# Energy conservation and the 1st law of thermodynamics with external forces

I have a box filled with a gas ( a real gas , cannot be approximated to a ideal gas) in which the molecules are jiggling. This box is in a gravitational field and an electric field and has a piston over it. The piston is not diathermal and the gas is somehow doing work on the piston. Together with this , the box is moving in the gravitational field as well as the electric field and there is an external force on the box which is continuously accelerating it. Moreover outside the box there is some medium which is applying a non conservative force on the box as it moves ( friction ).

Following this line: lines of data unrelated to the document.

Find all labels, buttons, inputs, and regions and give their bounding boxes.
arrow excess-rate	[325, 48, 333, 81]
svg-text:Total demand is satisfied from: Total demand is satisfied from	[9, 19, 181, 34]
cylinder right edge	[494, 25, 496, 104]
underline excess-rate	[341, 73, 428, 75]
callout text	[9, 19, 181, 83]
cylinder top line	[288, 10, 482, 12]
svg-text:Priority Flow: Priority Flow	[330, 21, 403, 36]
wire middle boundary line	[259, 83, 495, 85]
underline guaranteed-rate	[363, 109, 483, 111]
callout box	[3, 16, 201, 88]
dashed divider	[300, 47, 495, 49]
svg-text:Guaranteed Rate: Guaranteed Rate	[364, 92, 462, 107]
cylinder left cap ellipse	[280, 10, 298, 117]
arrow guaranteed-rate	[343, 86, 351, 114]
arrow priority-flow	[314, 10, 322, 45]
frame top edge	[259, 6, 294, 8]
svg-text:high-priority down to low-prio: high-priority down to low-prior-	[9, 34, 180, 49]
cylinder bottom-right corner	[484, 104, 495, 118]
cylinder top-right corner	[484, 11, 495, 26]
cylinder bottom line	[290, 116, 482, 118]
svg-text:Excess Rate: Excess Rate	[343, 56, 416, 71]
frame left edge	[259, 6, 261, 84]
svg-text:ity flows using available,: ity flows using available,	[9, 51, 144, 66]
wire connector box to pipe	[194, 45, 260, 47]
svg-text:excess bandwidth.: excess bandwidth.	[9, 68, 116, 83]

What would be the 1st law in this case for the entire box piston system. I am not asking for a solution ( it might not be possible ). I am asking what the general equation of the 1st law would become ( just the terms that would be added ) due to gravitational , electric and non conservative force effect. What shall be the energy Conservation equation in the above

Well, the complete form of the first law of thermodynamics (that is sometimes overlooked) is $$\Delta E=Q-W$$where $$E=U+(KE)+(PE)$$ Also, in this equation, W includes piston work, frictional work, work related to an electric field, etc. The system, according to your description includes the solid box and its contents (the gas). Actually, the electric field could be lumped in with the PE or it could be included separately in the work. But the PE would usually be considered to include gravitational.